Bamboola Bamboche, c’est un journaliste envoyé en reportage (Charles a beaucoup travaillé dans le journalisme en tant que reporter, producteur et envoyé spécial). Tout y passe : coup d’état en gestation ; l’amour ; les amours ; rencontres fortuites ; la mémoire, encore elle, qui se réveille.

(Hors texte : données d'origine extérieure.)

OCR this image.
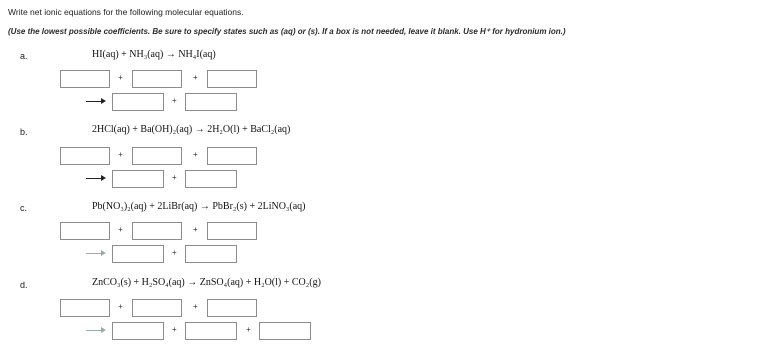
Write net ionic equations for the following molecular equations.
(Use the lowest possible coefficients. Be sure to specify states such as (aq) or (s). If a box is not needed, leave it blank. Use H⁺ for hydronium ion.)
a.	HI(aq) + NH₃(aq) → NH₄I(aq)
+	+
+
b.	2HCl(aq) + Ba(OH)₂(aq) → 2H₂O(l) + BaCl₂(aq)
+	+
+
c.	Pb(NO₃)₂(aq) + 2LiBr(aq) → PbBr₂(s) + 2LiNO₃(aq)
+	+
+
d.	ZnCO₃(s) + H₂SO₄(aq) → ZnSO₄(aq) + H₂O(l) + CO₂(g)
+	+
+	+
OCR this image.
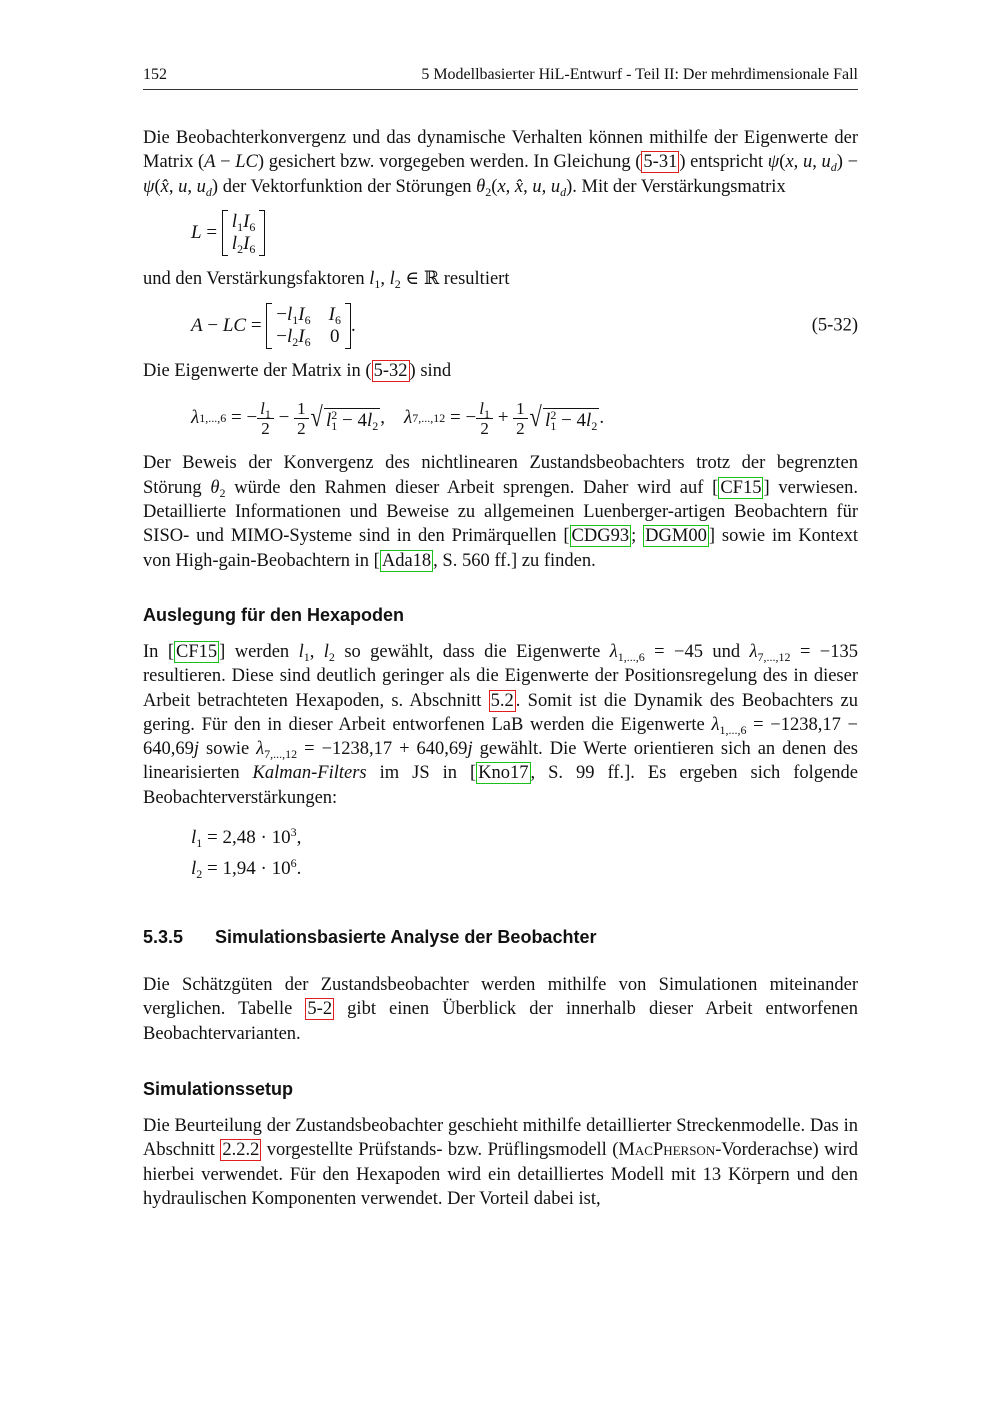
152	5 Modellbasierter HiL-Entwurf - Teil II: Der mehrdimensionale Fall

Die Beobachterkonvergenz und das dynamische Verhalten können mithilfe der Eigenwerte der Matrix (A − LC) gesichert bzw. vorgegeben werden. In Gleichung ( 5-31 ) entspricht ψ(x, u, $u_d$) − ψ(x̂, u, $u_d$) der Vektorfunktion der Störungen $\theta_2(x$, x̂, u, $u_d$). Mit der Verstärkungsmatrix

L =
$l_1I_6$
$l_2I_6$

und den Verstärkungsfaktoren $l_1$, $l_2$ ∈ ℝ resultiert

A − LC =
$-l_1I_6$ $I_6$
$-l_2I_6$ 0
.	(5-32)

Die Eigenwerte der Matrix in ( 5-32 ) sind

λ 1,...,6 = − $\frac{l_1}{2} - \frac{1}{2}$ √ $l_1^2 - 4l_2$ , λ 7,...,12 = − $\frac{l_1}{2} + \frac{1}{2}$ √ $l_1^2 - 4l_2$ .

Der Beweis der Konvergenz des nichtlinearen Zustandsbeobachters trotz der begrenzten Störung $\theta_2$ würde den Rahmen dieser Arbeit sprengen. Daher wird auf [ CF15 ] verwiesen. Detaillierte Informationen und Beweise zu allgemeinen Luenberger-artigen Beobachtern für SISO- und MIMO-Systeme sind in den Primärquellen [ CDG93 ; DGM00 ] sowie im Kontext von High-gain-Beobachtern in [ Ada18 , S. 560 ff.] zu finden.

Auslegung für den Hexapoden

In [ CF15 ] werden $l_1$, $l_2$ so gewählt, dass die Eigenwerte $\lambda_{1,...,6} = -45$ und $\lambda_{7,...,12} = -135$ resultieren. Diese sind deutlich geringer als die Eigenwerte der Positionsregelung des in dieser Arbeit betrachteten Hexapoden, s. Abschnitt 5.2 . Somit ist die Dynamik des Beobachters zu gering. Für den in dieser Arbeit entworfenen LaB werden die Eigenwerte $\lambda_{1,...,6} = -1238,17 - 640,69j$ sowie $\lambda_{7,...,12} = -1238,17 + 640,69j$ gewählt. Die Werte orientieren sich an denen des linearisierten Kalman-Filters im JS in [ Kno17 , S. 99 ff.]. Es ergeben sich folgende Beobachterverstärkungen:

$l_1 = 2,48 \cdot 10^3$,
$l_2 = 1,94 \cdot 10^6$.
5.3.5 Simulationsbasierte Analyse der Beobachter

Die Schätzgüten der Zustandsbeobachter werden mithilfe von Simulationen miteinander verglichen. Tabelle 5-2 gibt einen Überblick der innerhalb dieser Arbeit entworfenen Beobachtervarianten.

Simulationssetup

Die Beurteilung der Zustandsbeobachter geschieht mithilfe detaillierter Streckenmodelle. Das in Abschnitt 2.2.2 vorgestellte Prüfstands- bzw. Prüflingsmodell (MacPherson-Vorderachse) wird hierbei verwendet. Für den Hexapoden wird ein detailliertes Modell mit 13 Körpern und den hydraulischen Komponenten verwendet. Der Vorteil dabei ist,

Bamboola Bam coche, c’est aussi un bar, et le bar est le lieu-centre duquel tout se déploie :
« C’était – entrant dans le bar -, un fleuve traversé de courants contraires, coulée d’histoires, flux de sentiments et de passion, voyage à travers une trame de voix, vies à vif et lieux en mouvement, images végétales (imaginez des lianes, connexions multiples, complexes, prolifération à l’infini), images animales (imaginez un zèbre, un homme rayé noir et blanc au galop rapide comme un zèbre), c’était pour moi la levée d’une Histoire sur laquelle pesait, pèse encore, un black-out total, un amont, à travers la jungle de la parole du maître, sur quoi je suis revenu, entrant dans ce bar, à minuit. »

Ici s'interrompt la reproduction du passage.